Investments in affiliates over which FE and its subsidiaries have the ability to exercise significant influence, but with respect to
which they are not the primary beneficiary and do not exercise control, follow the equity method of accounting. Under the equity
method, the interest in the entity is reported as an investment in the Consolidated Balance Sheets and the percentage share of the
entity’s earnings is reported in the Consolidated Statements of Income and Comprehensive Income. These Notes to the Consolidated
Financial Statements are combined for FirstEnergy, FES, OE, CEI, TE JCP&L, Met-Ed and Penelec.

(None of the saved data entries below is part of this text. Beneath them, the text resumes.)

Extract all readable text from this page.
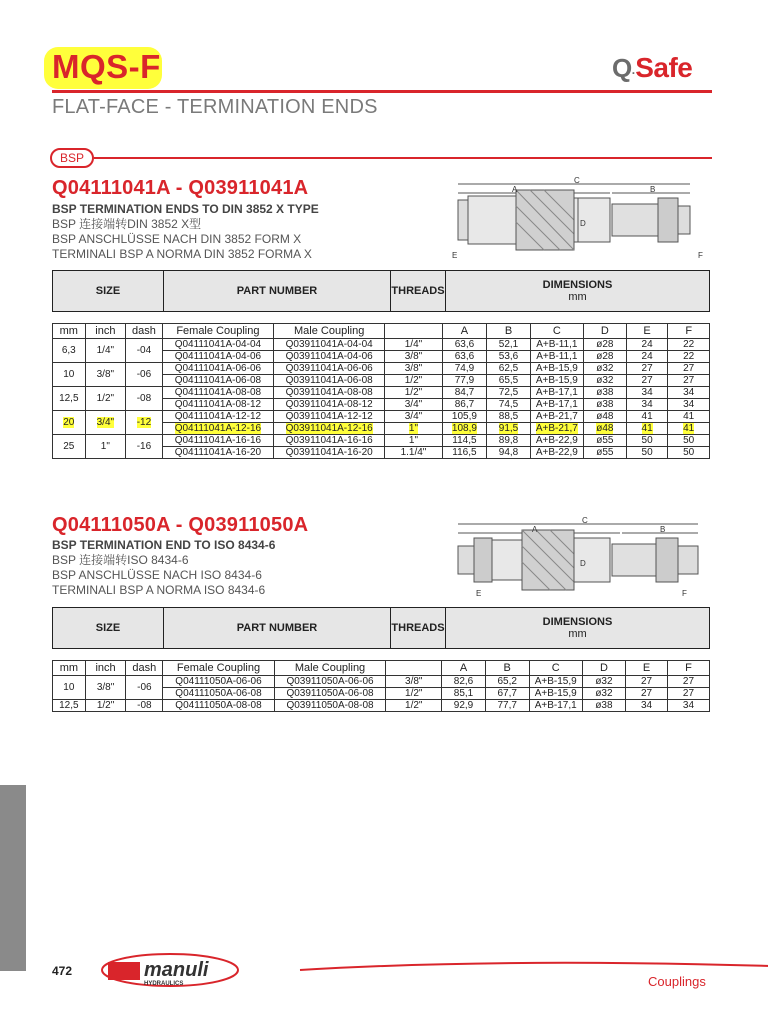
MQS-F	Q·Safe
FLAT-FACE - TERMINATION ENDS
BSP
Q04111041A - Q03911041A
BSP TERMINATION ENDS TO DIN 3852 X TYPE
BSP 连接端转DIN 3852 X型
BSP ANSCHLÜSSE NACH DIN 3852 FORM X
TERMINALI BSP A NORMA DIN 3852 FORMA X
C
A	B
D
E	F
SIZE	PART NUMBER	THREADS	DIMENSIONS
mm
mm	inch	dash	Female Coupling	Male Coupling		A	B	C	D	E	F
6,3	1/4"	-04	Q04111041A-04-04	Q03911041A-04-04	1/4"	63,6	52,1	A+B-11,1	ø28	24	22
			Q04111041A-04-06	Q03911041A-04-06	3/8"	63,6	53,6	A+B-11,1	ø28	24	22
10	3/8"	-06	Q04111041A-06-06	Q03911041A-06-06	3/8"	74,9	62,5	A+B-15,9	ø32	27	27
			Q04111041A-06-08	Q03911041A-06-08	1/2"	77,9	65,5	A+B-15,9	ø32	27	27
12,5	1/2"	-08	Q04111041A-08-08	Q03911041A-08-08	1/2"	84,7	72,5	A+B-17,1	ø38	34	34
			Q04111041A-08-12	Q03911041A-08-12	3/4"	86,7	74,5	A+B-17,1	ø38	34	34
20	3/4"	-12	Q04111041A-12-12	Q03911041A-12-12	3/4"	105,9	88,5	A+B-21,7	ø48	41	41
			Q04111041A-12-16	Q03911041A-12-16	1"	108,9	91,5	A+B-21,7	ø48	41	41
25	1"	-16	Q04111041A-16-16	Q03911041A-16-16	1"	114,5	89,8	A+B-22,9	ø55	50	50
			Q04111041A-16-20	Q03911041A-16-20	1.1/4"	116,5	94,8	A+B-22,9	ø55	50	50
Q04111050A - Q03911050A
BSP TERMINATION END TO ISO 8434-6
BSP 连接端转ISO 8434-6
BSP ANSCHLÜSSE NACH ISO 8434-6
TERMINALI BSP A NORMA ISO 8434-6
C
A	B
D
E	F
SIZE	PART NUMBER	THREADS	DIMENSIONS
mm
mm	inch	dash	Female Coupling	Male Coupling		A	B	C	D	E	F
10	3/8"	-06	Q04111050A-06-06	Q03911050A-06-06	3/8"	82,6	65,2	A+B-15,9	ø32	27	27
			Q04111050A-06-08	Q03911050A-06-08	1/2"	85,1	67,7	A+B-15,9	ø32	27	27
12,5	1/2"	-08	Q04111050A-08-08	Q03911050A-08-08	1/2"	92,9	77,7	A+B-17,1	ø38	34	34
472	manuli
HYDRAULICS	Couplings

Certain prior year amounts have been reclassified to conform to the current year presentation, and the effects of the change in
accounting for pensions and OPEB costs described further below have been retrospectively applied to all periods presented. Unless
otherwise indicated, defined terms used herein have the meanings set forth in the accompanying Glossary of Terms.
ACCOUNTING FOR THE EFFECTS OF REGULATION
FirstEnergy accounts for the effects of regulation through the application of regulatory accounting to its operating utilities since their
rates are established by a third-party regulator with the authority to set rates that bind customers, are cost-based and can be charged
to and collected from customers.
FirstEnergy records regulatory assets and liabilities that result from the regulated rate-making process that would not be recorded
under GAAP for non-regulated entities. These assets and liabilities are amortized in the Consolidated Statements of Income
concurrent with the recovery or refund through customer rates. FirstEnergy believes that it is probable that its regulatory assets
and liabilities will be recovered and settled, respectively, through future rates. FirstEnergy and the Utilities net their regulatory assets
and liabilities based on federal and state jurisdictions.